Specifies number of loops of NTA march(30N) test, per pass. Increasing the number of loops of any subtest increases the relative time spent on that subtest in each pass. This increase also increases the time taken to complete a pass. NTA march test attacks stuck-at-faults, two-cell coupling faults, and some three-cell coupling faults.

laloops

Specifies number of loops of LA march(22N) test, per pass. Increasing the number of loops of any subtest increases the relative time spent on that subtest in each pass. This increase also increases the time taken to complete a pass. LA march test attacks coupling and stuck-at-faults.

ntaloops

Specifies number of loops of NTA march test, per pass. Increasing the number of loops of any subtest increases the relative time spent on that subtest in each pass. This increase also increases the time taken to complete a pass. NTA march test attacks coupling and stuck at faults.

lrloops

Specifies number of loops of LR march(14N) test, per pass. Increasing the number of loops of any subtest increases the relative time spent on that subtest in each pass. This increase also increases the time taken to complete a pass. LR march test attacks coupling and stuck-at-faults.

dratio

Descrambles ratio tunes the algorithm used to generate data patterns in ramtest. A descramble ratio of 100 means that all the data patterns generated will be descrambled. If a descramble ratio is 0, the test will generate the data patterns tuned toward bus noise. Default value is 50, which means that half the data patterns are descrambled.

ssloops

Specifies number of loops of SS march(22N) test, per pass. Increasing the number of loops of any subtest increases the relative time spent on that subtest in each pass. This increase also increases the time taken to complete a pass. The SS March test attacks simple static faults.
The SS March option is not supported on x86 platforms.

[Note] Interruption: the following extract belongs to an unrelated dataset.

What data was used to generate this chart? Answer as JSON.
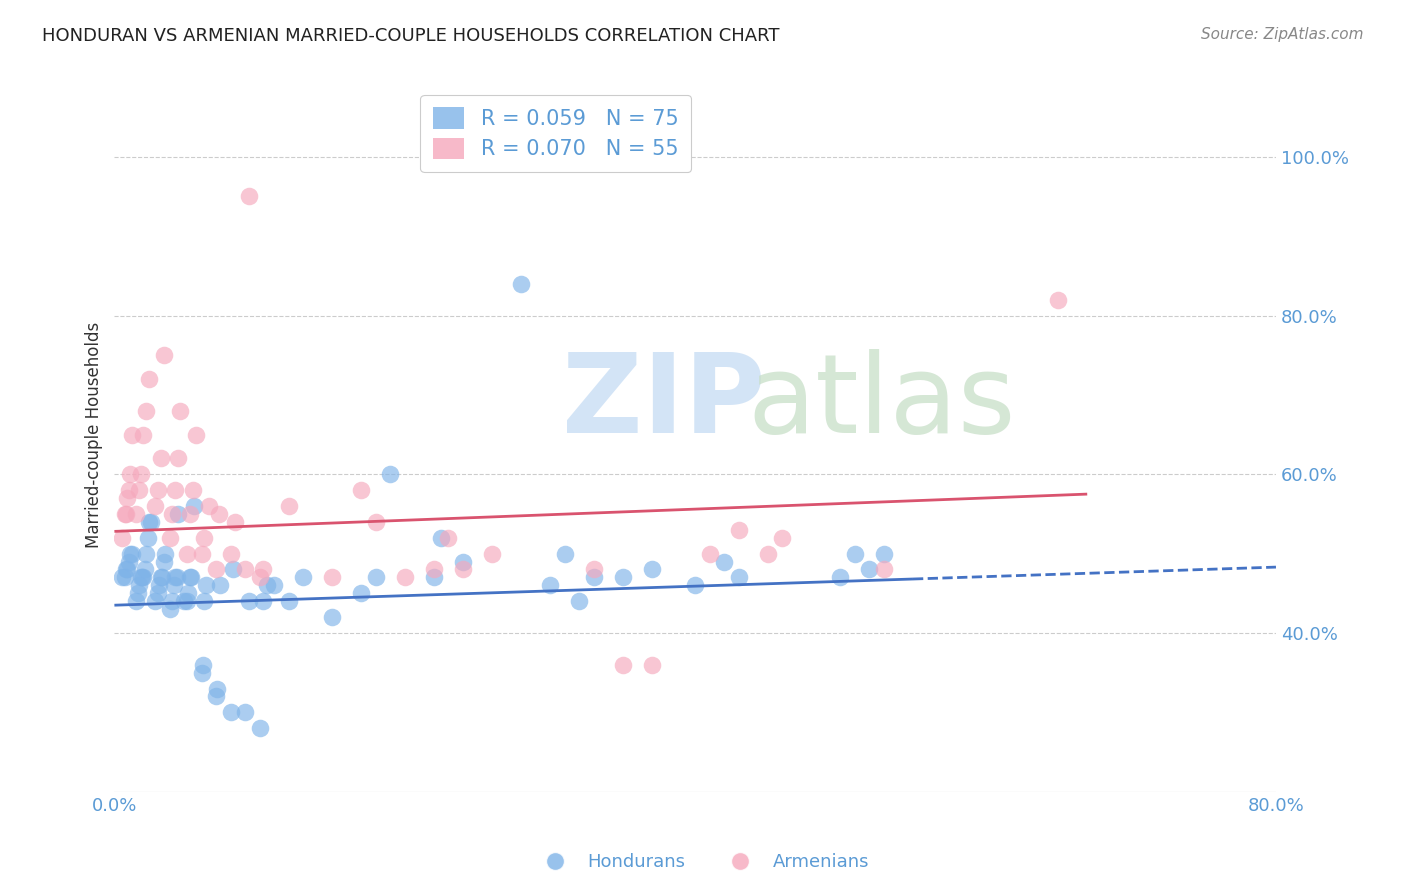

An appropriate warning is displayed and the test proceeds based on other options.

custom

When stride=custom is selected, this value specifies the strides used. Each thread selects one of the stride values from stridemask by selecting one of the bits in the mask.

The bits in the stridemask value represent the least significant bit of the stride. Thus a value of 0x4000 calls for a stride of 16384 (using Bit 14 of the address). Mulitple bits can be set mixing row and column strides.

The value can be specified as a decimal (NNN), hexadecimal (0xNNN), or octal (0NNN) value. The maximum value is 0x400000 (4194304). The default value is 0xC600 which represents strides using Bits 15, 14, 10, and 9.




Note - 32-bit tests are located in the bin subdirectory, /opt/SUNWvts/bin/testname.





Note - ECC errors returned by ramtest are detected by the operating system and are logged in the /var/adm/messages file. Review this file for more detailed information regarding errors.





Note - 64-bit tests are located in the /bin/64 directory, or the relative path in which you installed SunVTS. If a test is not present in this directory, then it might be available as a 32-bit test only.